James Graham sat on the steps of Tyne Cot Cemetery in the rural village of Passchendaele and was left with no words.
The England captain and the squad travelled to Belgium prior to their three-game series against New Zealand to commemorate the 100th anniversary of World War I before Sunday's third Test on Remembrance Day (2.15am Monday AEDT).
A total of 69 professional rugby league players lost their lives during the first war and for Graham, who had family members fight in World War II, the Dragons prop struggled to comprehend his thoughts when reflecting on the experience.
"It was an emotional occasion, difficult to put into words. The feelings it brought on ... we were all there and there wasn't much said between the group," Graham said.
"To think men were in our position and had the same goals as us, playing for a club team and wanted to win the league or a Cup final, maybe represent England or Great Britain.
"To war they went and they didn't come back. It made me think like I wonder what they were thinking when they were there? Maybe that they'll get back and keep playing. It's really hard to take yourself there. They were men just like us and paid the ultimate price.
"I just put in my head what they were going to do, and a lot of them were going there to die. I was speaking about it with the lads and Wayne, he's big on his history. It was more like I don't know if they had a choice.
"It was either go out on top or you'd get killed for not going over. Maybe they didn't want to let their mate down, when you hear the sheer volume of people. They were men just like us and we were just in disbelief it happened 100 years ago."
Graham is known to remove his jersey after full-time and hand it to a member of the crowd. After Sunday's victory over New Zealand in Liverpool, he paid his respects to the current men and women by taking time to thank them for their service.
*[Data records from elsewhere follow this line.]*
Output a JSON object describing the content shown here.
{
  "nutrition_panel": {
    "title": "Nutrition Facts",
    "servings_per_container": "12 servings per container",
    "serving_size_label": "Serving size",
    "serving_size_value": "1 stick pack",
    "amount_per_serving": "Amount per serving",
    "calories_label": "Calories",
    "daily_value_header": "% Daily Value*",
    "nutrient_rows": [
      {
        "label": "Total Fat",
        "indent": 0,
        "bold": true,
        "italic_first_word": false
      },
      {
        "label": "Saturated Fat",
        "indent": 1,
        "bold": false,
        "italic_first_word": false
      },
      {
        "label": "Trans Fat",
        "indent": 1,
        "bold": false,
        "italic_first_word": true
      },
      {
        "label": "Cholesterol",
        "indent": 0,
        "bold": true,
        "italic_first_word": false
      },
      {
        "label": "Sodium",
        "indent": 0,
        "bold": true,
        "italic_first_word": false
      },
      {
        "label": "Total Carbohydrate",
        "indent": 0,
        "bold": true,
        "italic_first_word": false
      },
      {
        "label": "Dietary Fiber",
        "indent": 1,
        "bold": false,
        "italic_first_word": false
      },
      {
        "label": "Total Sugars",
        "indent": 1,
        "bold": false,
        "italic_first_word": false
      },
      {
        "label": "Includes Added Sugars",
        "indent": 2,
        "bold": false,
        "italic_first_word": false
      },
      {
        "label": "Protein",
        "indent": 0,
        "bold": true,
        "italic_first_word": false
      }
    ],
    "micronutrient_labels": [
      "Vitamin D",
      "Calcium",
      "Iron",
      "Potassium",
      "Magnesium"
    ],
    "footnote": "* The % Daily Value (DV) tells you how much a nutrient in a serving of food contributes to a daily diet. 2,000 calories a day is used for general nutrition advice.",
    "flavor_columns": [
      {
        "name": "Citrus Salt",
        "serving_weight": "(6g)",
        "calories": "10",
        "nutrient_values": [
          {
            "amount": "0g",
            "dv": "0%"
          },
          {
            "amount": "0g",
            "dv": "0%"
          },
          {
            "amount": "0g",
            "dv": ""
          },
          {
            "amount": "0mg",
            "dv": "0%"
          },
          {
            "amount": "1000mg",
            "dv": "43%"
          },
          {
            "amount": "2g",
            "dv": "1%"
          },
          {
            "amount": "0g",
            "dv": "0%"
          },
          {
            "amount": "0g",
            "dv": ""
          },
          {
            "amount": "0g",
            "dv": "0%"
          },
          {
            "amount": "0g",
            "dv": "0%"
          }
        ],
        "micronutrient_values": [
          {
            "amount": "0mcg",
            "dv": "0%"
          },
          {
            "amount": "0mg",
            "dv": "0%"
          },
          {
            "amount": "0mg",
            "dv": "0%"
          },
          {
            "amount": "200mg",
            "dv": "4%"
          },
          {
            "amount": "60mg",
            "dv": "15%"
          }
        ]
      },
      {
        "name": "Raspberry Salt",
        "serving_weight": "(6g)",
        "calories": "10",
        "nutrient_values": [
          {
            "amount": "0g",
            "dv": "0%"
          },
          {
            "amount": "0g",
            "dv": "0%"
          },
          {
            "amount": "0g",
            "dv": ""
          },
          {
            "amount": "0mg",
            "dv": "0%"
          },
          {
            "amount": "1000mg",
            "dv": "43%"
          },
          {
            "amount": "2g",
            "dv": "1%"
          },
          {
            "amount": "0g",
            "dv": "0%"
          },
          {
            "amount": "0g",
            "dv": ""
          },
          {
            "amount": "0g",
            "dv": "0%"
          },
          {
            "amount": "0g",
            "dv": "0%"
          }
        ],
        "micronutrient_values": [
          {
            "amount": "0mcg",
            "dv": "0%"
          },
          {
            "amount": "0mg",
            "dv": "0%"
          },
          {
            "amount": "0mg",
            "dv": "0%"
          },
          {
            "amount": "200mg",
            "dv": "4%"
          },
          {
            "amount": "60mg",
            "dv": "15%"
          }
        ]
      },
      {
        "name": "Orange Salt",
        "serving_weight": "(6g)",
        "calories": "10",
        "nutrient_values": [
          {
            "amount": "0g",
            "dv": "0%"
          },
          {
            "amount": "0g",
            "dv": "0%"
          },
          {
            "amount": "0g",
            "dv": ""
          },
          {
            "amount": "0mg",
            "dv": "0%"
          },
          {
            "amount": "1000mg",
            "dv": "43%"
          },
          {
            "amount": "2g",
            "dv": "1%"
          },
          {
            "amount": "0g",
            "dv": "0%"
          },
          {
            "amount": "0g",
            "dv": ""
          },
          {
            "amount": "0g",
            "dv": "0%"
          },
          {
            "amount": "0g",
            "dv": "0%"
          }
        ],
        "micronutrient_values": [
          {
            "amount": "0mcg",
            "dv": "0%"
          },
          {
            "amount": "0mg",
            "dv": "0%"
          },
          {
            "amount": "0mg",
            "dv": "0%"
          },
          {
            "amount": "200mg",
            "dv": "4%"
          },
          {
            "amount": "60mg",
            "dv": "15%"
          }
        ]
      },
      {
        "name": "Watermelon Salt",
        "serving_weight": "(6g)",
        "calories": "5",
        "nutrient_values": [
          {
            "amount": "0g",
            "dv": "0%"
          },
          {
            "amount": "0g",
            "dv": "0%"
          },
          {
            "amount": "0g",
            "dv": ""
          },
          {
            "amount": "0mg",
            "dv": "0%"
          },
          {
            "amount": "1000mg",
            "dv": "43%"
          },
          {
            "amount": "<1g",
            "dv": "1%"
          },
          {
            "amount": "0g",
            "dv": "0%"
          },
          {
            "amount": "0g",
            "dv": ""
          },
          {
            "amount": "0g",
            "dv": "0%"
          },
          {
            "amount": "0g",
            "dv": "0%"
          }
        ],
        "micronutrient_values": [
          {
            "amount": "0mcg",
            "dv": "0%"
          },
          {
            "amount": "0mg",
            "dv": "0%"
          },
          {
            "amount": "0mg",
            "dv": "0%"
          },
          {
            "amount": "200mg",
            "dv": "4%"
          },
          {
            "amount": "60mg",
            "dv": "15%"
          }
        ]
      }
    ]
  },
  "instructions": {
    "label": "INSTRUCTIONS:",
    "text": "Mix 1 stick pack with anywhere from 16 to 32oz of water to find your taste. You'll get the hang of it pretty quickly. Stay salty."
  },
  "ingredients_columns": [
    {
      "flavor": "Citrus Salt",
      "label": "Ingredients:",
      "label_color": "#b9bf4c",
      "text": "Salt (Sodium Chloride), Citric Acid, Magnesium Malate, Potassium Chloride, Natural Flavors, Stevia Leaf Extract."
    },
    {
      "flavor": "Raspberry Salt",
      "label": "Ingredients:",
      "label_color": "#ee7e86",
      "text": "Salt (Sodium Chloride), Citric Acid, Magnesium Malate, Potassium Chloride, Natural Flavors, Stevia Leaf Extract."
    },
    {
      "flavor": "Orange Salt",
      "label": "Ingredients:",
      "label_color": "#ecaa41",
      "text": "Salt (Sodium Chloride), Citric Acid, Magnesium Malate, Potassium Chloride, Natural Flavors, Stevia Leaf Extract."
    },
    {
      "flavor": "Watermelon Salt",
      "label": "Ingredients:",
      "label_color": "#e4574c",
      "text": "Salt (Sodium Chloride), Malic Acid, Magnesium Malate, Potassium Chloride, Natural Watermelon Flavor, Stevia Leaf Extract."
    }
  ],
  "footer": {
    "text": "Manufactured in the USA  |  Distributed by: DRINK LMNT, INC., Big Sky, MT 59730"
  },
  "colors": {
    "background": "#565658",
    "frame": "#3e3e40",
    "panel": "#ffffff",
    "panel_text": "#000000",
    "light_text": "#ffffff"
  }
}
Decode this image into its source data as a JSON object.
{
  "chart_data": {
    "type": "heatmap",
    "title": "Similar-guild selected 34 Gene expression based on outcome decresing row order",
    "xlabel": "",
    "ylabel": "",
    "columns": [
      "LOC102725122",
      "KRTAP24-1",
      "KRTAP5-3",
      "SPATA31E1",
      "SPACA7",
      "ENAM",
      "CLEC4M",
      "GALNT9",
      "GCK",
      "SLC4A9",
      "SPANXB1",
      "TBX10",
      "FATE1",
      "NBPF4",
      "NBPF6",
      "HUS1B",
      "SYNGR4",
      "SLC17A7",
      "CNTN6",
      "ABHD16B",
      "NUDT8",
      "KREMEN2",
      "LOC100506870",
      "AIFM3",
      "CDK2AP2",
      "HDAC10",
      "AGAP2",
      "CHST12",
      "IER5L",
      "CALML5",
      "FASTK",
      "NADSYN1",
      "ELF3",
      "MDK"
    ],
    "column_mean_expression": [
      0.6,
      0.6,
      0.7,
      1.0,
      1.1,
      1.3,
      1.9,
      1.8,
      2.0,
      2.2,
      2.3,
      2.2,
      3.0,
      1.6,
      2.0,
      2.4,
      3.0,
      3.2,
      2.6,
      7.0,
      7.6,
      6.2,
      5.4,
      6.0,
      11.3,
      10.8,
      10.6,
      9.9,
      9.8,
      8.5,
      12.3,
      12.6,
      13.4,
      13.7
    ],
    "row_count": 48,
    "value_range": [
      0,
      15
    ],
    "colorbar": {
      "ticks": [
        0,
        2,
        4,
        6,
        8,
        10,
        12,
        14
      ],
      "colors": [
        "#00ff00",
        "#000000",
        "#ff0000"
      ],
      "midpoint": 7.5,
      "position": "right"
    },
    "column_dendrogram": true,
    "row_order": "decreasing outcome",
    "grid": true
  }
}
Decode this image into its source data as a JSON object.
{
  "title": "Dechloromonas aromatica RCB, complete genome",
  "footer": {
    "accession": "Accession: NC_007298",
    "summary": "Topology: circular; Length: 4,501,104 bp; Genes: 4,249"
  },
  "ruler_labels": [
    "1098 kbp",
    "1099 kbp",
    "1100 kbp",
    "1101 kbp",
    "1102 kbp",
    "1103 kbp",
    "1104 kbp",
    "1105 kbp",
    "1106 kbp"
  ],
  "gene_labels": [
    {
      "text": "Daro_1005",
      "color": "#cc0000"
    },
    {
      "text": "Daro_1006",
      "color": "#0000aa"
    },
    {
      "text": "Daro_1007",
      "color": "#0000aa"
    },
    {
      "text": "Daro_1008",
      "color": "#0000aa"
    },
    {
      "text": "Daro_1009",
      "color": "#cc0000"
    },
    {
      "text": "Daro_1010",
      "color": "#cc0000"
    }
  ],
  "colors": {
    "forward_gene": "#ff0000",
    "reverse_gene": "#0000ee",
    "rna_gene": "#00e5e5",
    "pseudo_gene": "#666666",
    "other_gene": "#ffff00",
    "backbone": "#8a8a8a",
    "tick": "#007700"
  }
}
Those that lost their lives have paved the way for people to enjoy their freedom, including rugby league players, to fulfil their dreams on land that was once fought on.
"I really don't like to compare sport to war, it's just not the same," Graham said.
"I find it disrespectful, there's a different price to be paid. Those men and the service women now go knowing they could pay the ultimate price.
"We get looked after here, we go for 80 minutes ... we train hard and that sort of stuff and have comradery but we have it easy – physio, doctors, massages – I'm sure they're looked after too but it's nothing to what they go through."
Kiwis captain Dallin Watene-Zelezniak added the final clash of the series would be felt across both nations as many parts of the world come together in remembrance.
Both sides will wear commemorative poppy jerseys with a moment silence and laying of wreaths to be conducted pre-game.
"Everyone should know and remember why we have the freedom we do today and why we have the lives we have today," Watene-Zelezniak said.
"It's not because of the way we live our lives but the people before us defended our countries and did us proud."